Drawing diagrammatic plans for structures such as octagonal houses, a hexagonal anarchist city, and circular centers of equitable commerce, these various architectural utopians applied geometric forms to envision a more just and harmonious society. Highlighting the inherent political capacity of architecture, Irene Cheng showcases how these visionary planners used their blueprints as persuasive visual rhetoric that could mobilize others to share in their aspirations for a better world.
Offering an extensive and uniquely focused view of mid-nineteenth-century America’s rapidly changing cultural landscape, this book examines these utopian plans within the context of significant economic and technological transformation, encompassing movements such as phrenology, anarchism, and spiritualism. Engaging equally with architectural history, visual culture studies, and U.S. history, The Shape of Utopia documents a pivotal moment in American history when ordinary people ardently believed in the potential to reshape society.
Winner of the On the Brinck Prize, 2024
Race and Modern Architecture
Co-edited with Charles L. Davis II and Mabel O. Wilson
Although race—a concept of human difference that establishes hierarchies of power and domination—has played a critical role in the development of modern architectural discourse and practice since the Enlightenment, its influence on the discipline remains largely underexplored. This volume offers a welcome and long-awaited intervention for the field by shining a spotlight on constructions of race and their impact on architecture and theory in Europe and North America and across various global contexts since the eighteenth century.

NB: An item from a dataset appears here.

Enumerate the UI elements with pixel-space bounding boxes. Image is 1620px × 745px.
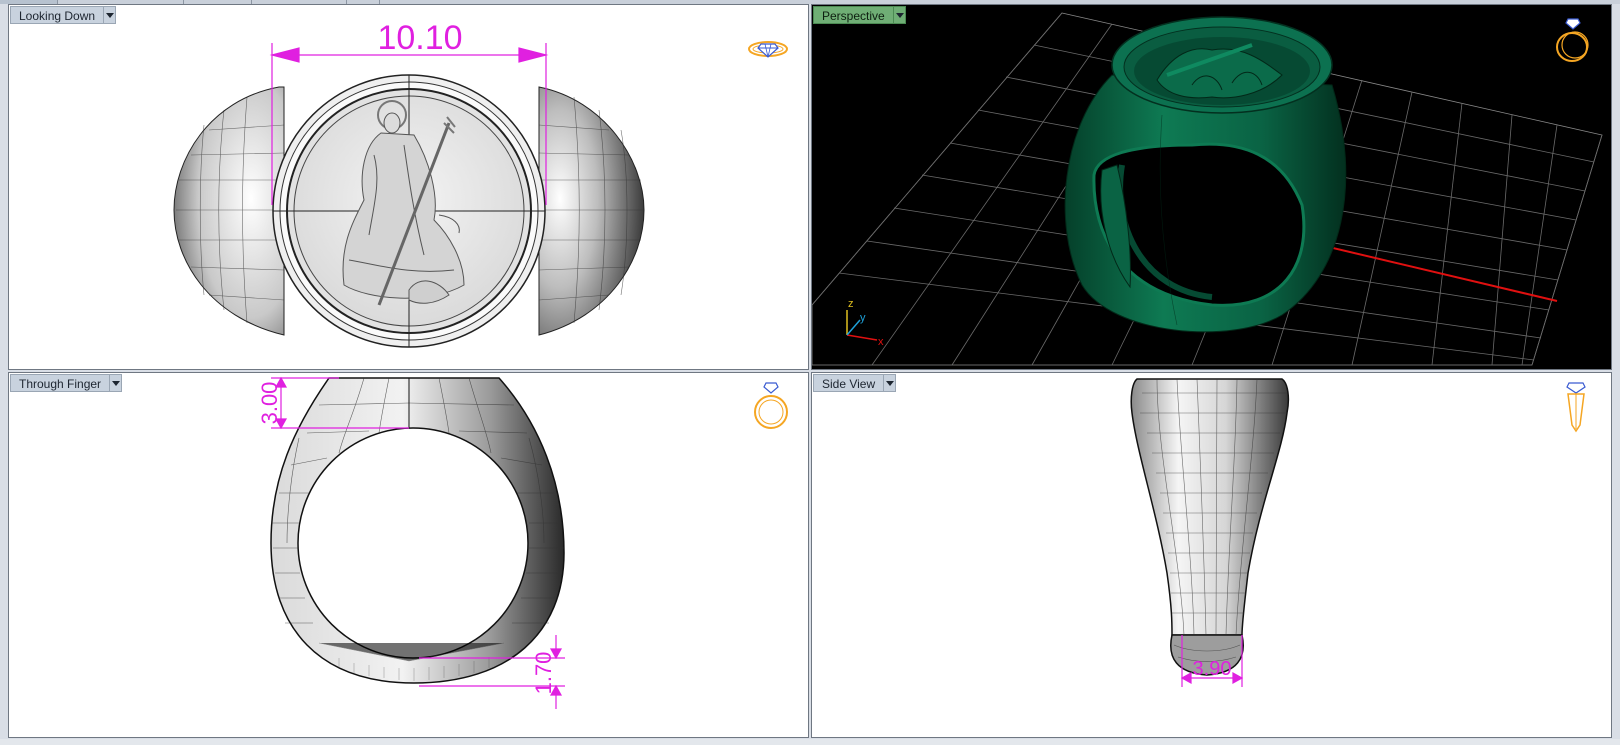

Challenging us to write race back into architectural history, contributors confront how racial thinking has intimately shaped some of the key concepts of modern architecture and culture over time, including freedom, revolution, character, national and indigenous style, progress, hybridity, climate, representation, and radicalism. By analyzing how architecture has intersected with histories of slavery, colonialism, and inequality—from eighteenth-century neoclassical governmental buildings to present-day housing projects for immigrants—Race and Modern Architecture challenges, complicates, and revises the standard association of modern architecture with a universal project of emancipation and progress.
The State of Architecture at the Beginning of the 21st Century
Co-edited with Bernard Tschumi
In March 2003, Bernard Tschumi convened forty of the world’s leading architectural designers and theorists – Elizabeth Diller, Peter Eisenman, Zaha Hadid, Steven Holl, Rem Koolhaas, Greg Lynn, Winy Maas, Thom Mayne, Ben van Berkel, Mark Wigley, Alejandro Zaera-Polo, and many others – for a conference at Columbia University. The exceptional array was asked to predict the conversations and directions of architectural practice in the 21st century. Speakers addressed the categories of current architectural discourse – form, aesthetics, material, detail, politics – and questioned their future validity. Other topics included architects’ obsession with the detail, the possibility of practicing a politics of material, the definition of an avant-garde urbanism, the importance of form beyond its aesthetic value, and whether architecture can directly influence the social world. The State of Architecture brings together manifestos, musings, and meditations to capture the key polemics raised by this extraordinary convocation of thinkers.